This summer, I've been really into pasta. Don't really know why or anything, but I am. It may be because most pasta applications are relatively easy, and no one really wants to cook anything super hardcore in the summer because it's hot and you're tired and want to be outside. Pesto trapanese is no exception to this general rule, but its deliciousness fools you into thinking you've really accomplished something by making it.
So, it's pesto, but it's not what you think of when you think pesto because it has tomatoes.
1/2 cup almonds, toasted in a pan with some olive oil. Take them out as soon as they start turning a teensy bit brown, because it's a very short trip from there to burnt.
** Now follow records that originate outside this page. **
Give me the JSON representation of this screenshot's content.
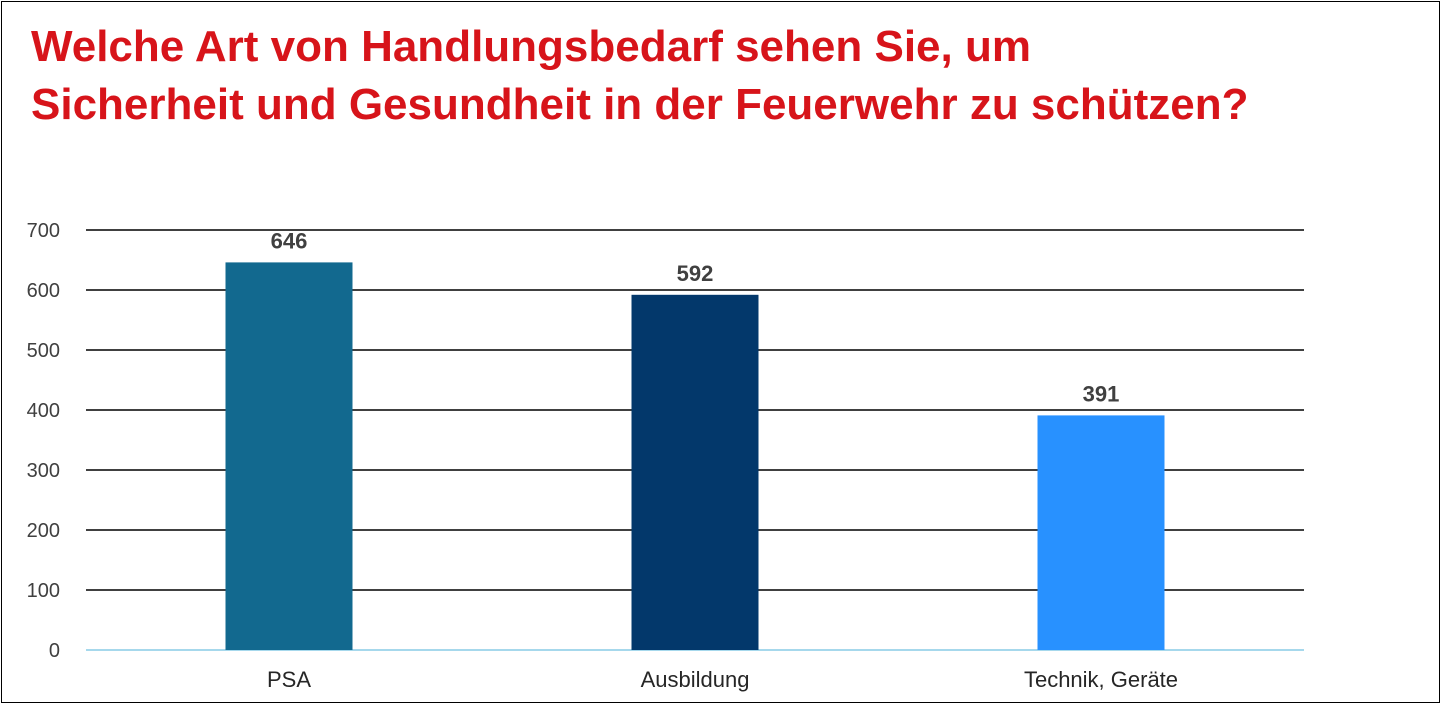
{
  "title_lines": [
    "Welche Art von Handlungsbedarf sehen Sie, um",
    "Sicherheit und Gesundheit in der Feuerwehr zu schützen?"
  ],
  "colors": {
    "title": "#d7141a",
    "gridline": "#000000",
    "baseline": "#a6d8ec"
  },
  "chart_data": {
    "type": "bar",
    "title": "Welche Art von Handlungsbedarf sehen Sie, um Sicherheit und Gesundheit in der Feuerwehr zu schützen?",
    "categories": [
      "PSA",
      "Ausbildung",
      "Technik, Geräte"
    ],
    "values": [
      646,
      592,
      391
    ],
    "value_labels": [
      "646",
      "592",
      "391"
    ],
    "bar_colors": [
      "#12698f",
      "#03386b",
      "#2891ff"
    ],
    "ylim": [
      0,
      700
    ],
    "yticks": [
      "0",
      "100",
      "200",
      "300",
      "400",
      "500",
      "600",
      "700"
    ],
    "xlabel": "",
    "ylabel": "",
    "grid": true,
    "legend": "none"
  }
}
4 Roma tomatoes (the egg-shaped ones), cut into quarters and de-seeded
12-15 basil leaves
1 garlic clove, peeled and halved
1 cup of grated parmigiano reggiano
1/4 to 1/2 cup of olive oil - you'll know your preference
1/2 box of linguine (I use dry Barilla pasta - it seems to work well more often than not) for 2 people eating what could be their only meal of the day - if you're having a starter or a dessert, you're not going to want that much.
Now, what you're going to do is pretty much just drop all the ingredients for the pesto into a food processor, and using the "pulse" function, chop it up till it reaches your desired consistency. I've tried chopping the almonds before I do everything else, but I honestly couldn't notice a difference, except that I thought that I preferred chopping everything up together. Oh, and start by putting in a 1/4 cup of olive oil, then check the consistency halfway through the chopping exercise. If you feel like it's too solid, not liquid-y enough, pour in another 1/4 cup of the oil. Use good oil if you have it - you can tell when you do (tried it with not-so-good, and it kind of disappointed). Stop chopping once you feel good about it.
Boil 4-5 cups of water, and salt it liberally. As in, it should taste like the ocean. Drop your linguine in and cook for 6 or 7 minutes. Drain, but reserve a bit of the pasta water. Stir the pesto into the linguine in the pot that the linguine was cooking in. If it looks perhaps a little too solid, stir in some of the cooking water, adding a little bit at a time so you know exactly when it looks right.
I've attached a blackberry photo of this to this post - quality's not that good, but at least you'll get an idea of what it should look like.